Sur les conclusions accessoires :
La SCI Doron a droit aux intérêts au taux légal à compter du 16 janvier 2025, date de réception de sa demande préalable d’indemnisation par la préfecture de la Savoie. En revanche, un an ne s’étant pas écoulé depuis cette date, la demande de capitalisation annuelle des intérêts ne peut être accueillie.
La présente décision, qui prononce une condamnation pécuniaire, n’appelle aucune mesure d’exécution au sens des articles L. 911-2 et L. 911-3 du code de justice administrative. En conséquence, la demande de prononcé d’une astreinte sur le fondement de l’article L. 911-3 du même code ne peut être accueillie.
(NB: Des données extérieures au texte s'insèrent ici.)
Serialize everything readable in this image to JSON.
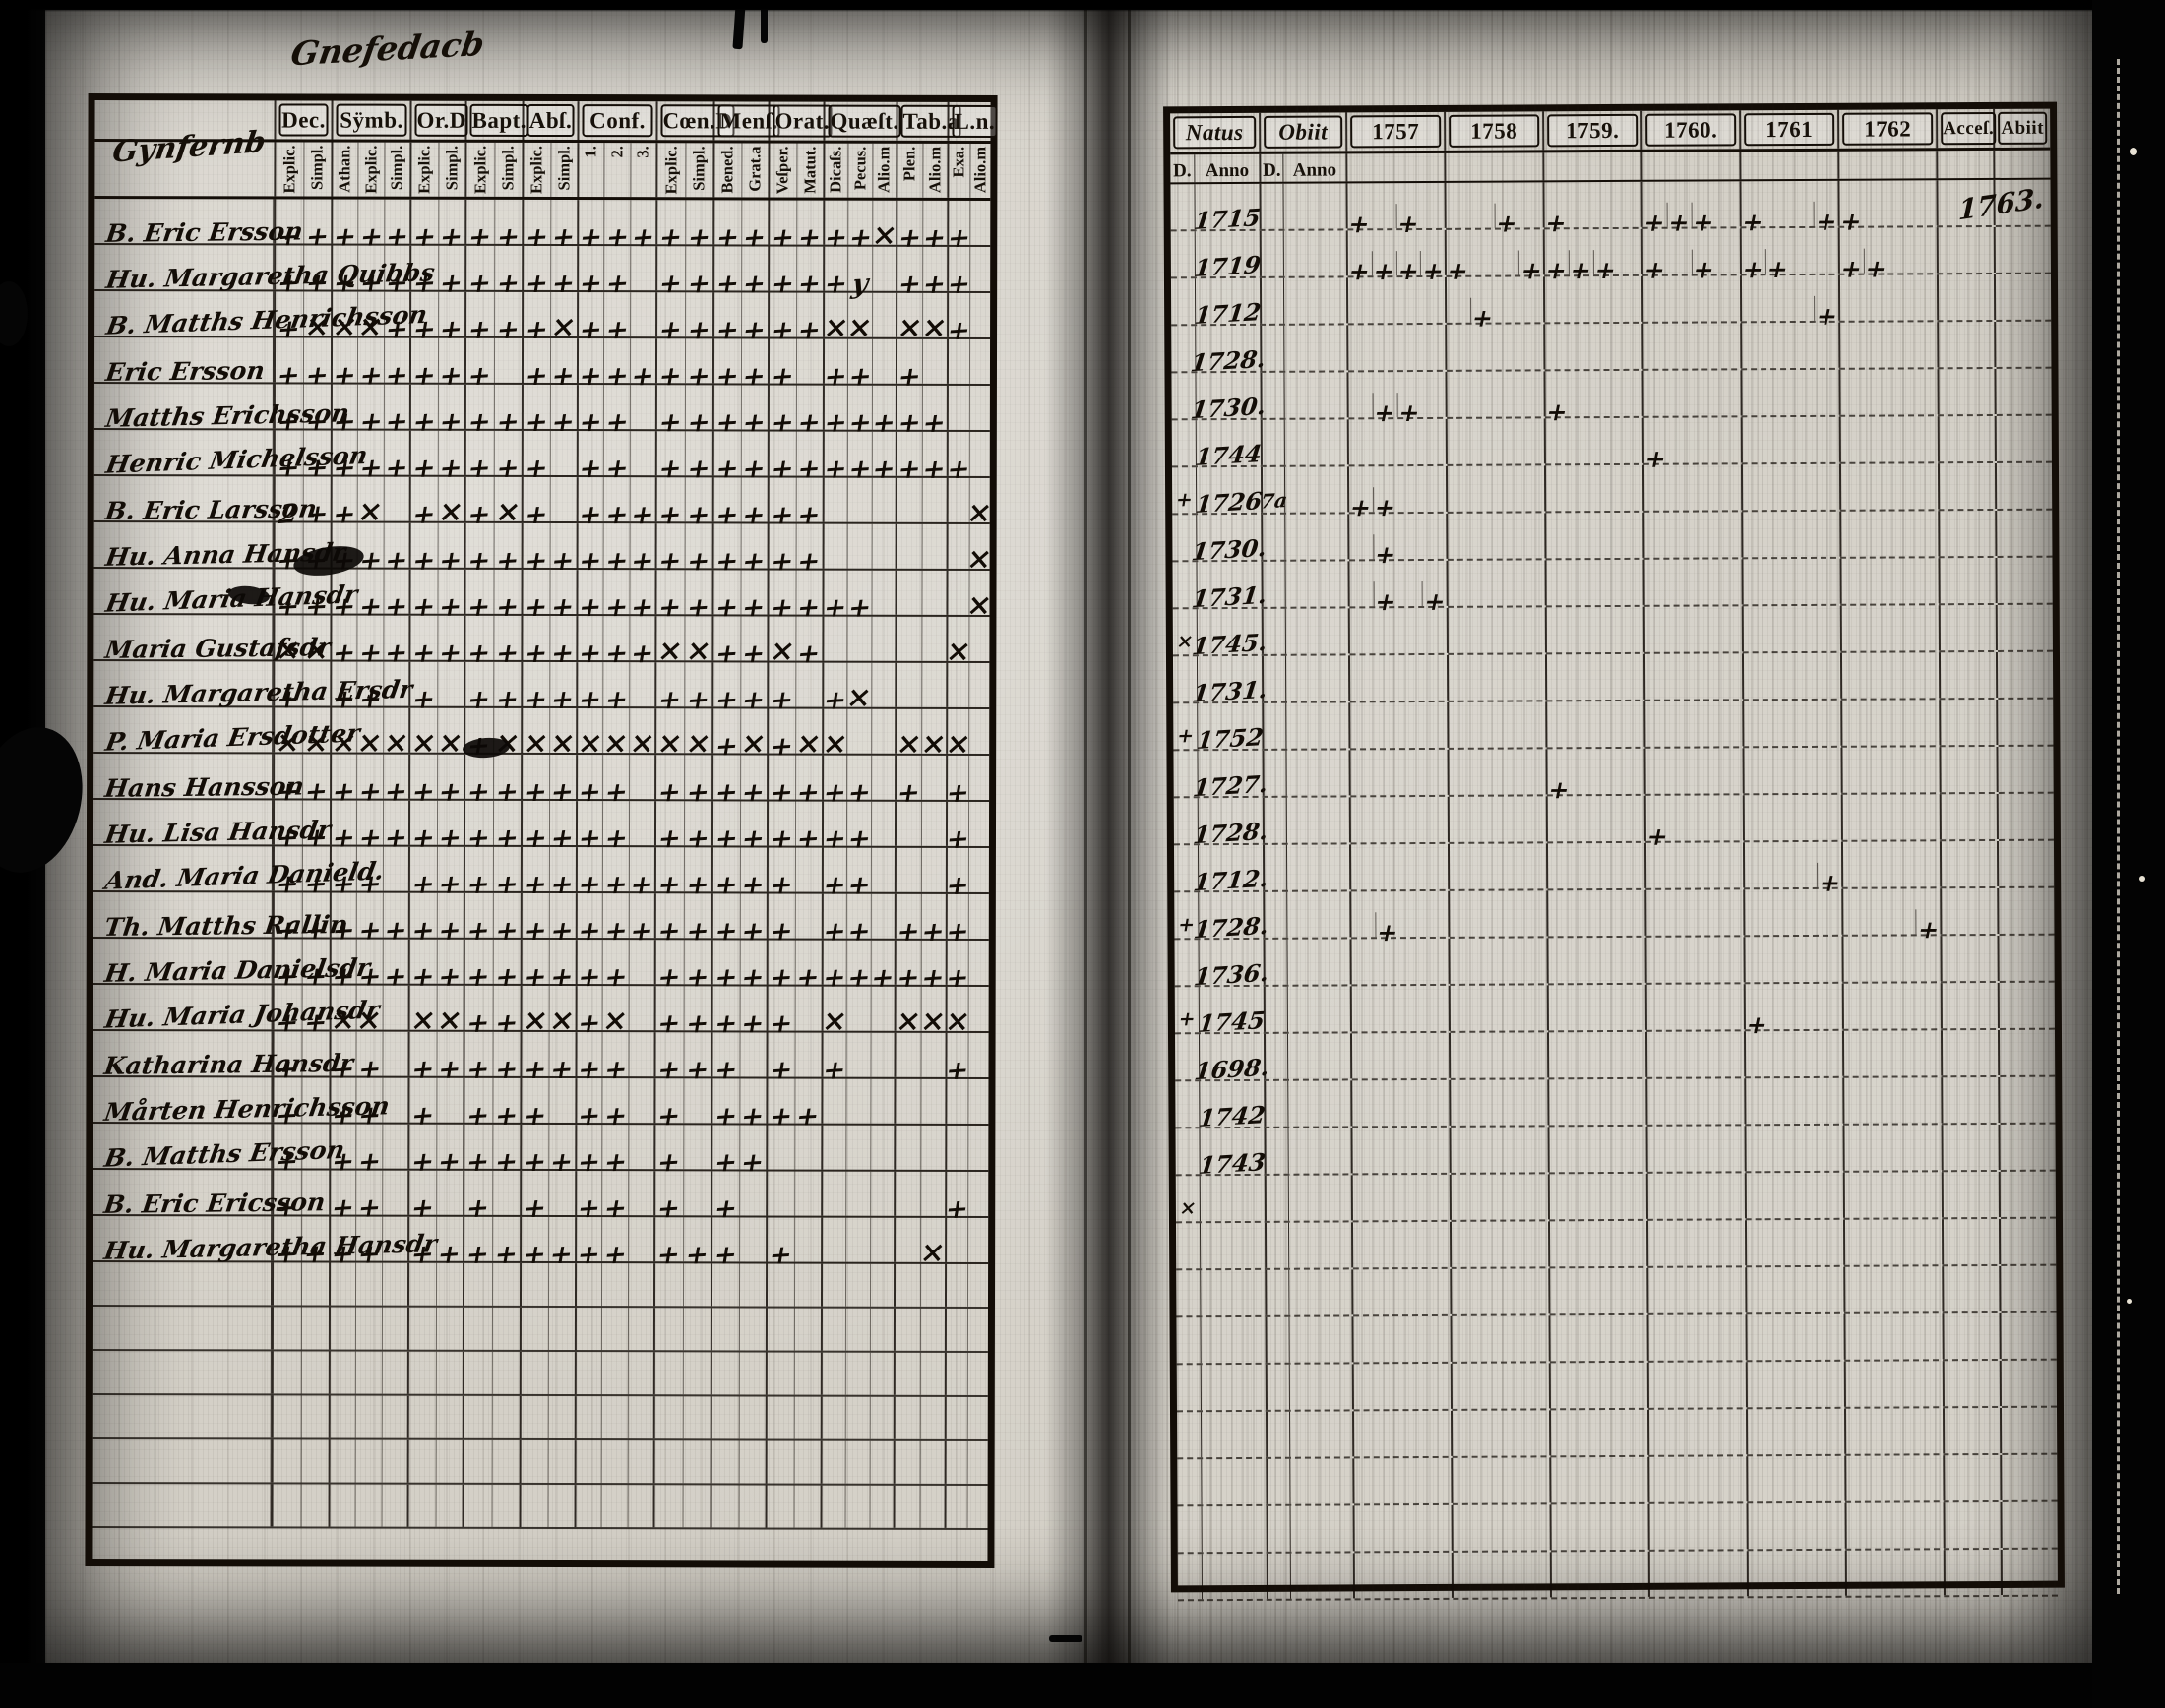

Dans les circonstances de l’espèce, il y a lieu de mettre à la charge de l’Etat une somme de 1 200 euros à verser à la SCI Doron au titre de l’article L. 761-1 du code de justice administrative.
O R D O N N E
Article 1er :
L’Etat est condamné à verser à la SCI Doron une provision de 67 827,91 euros qui portera intérêts au taux légal à compter du 16 janvier 2025.
Article 2 :
L’Etat versera à la SCI Doron une somme de 1 200 euros au titre de l’article L. 761-1 du code de justice administrative.
Article 3 :
Le surplus des conclusions de la requête est rejeté.
Article 4 :
La présente ordonnance sera notifiée à la SCI Doron et au ministre de l’intérieur.
Copie en sera adressée à la préfète de la Savoie.
Fait à Grenoble, le 15 janvier 2026.
Le juge des référés,
C. A…
La République mande et ordonne au ministre de l’intérieur en ce qui le concerne ou à tous commissaires de justice à ce requis en ce qui concerne les voies de droit commun, contre les parties privées, de pourvoir à l’exécution de la présente décision.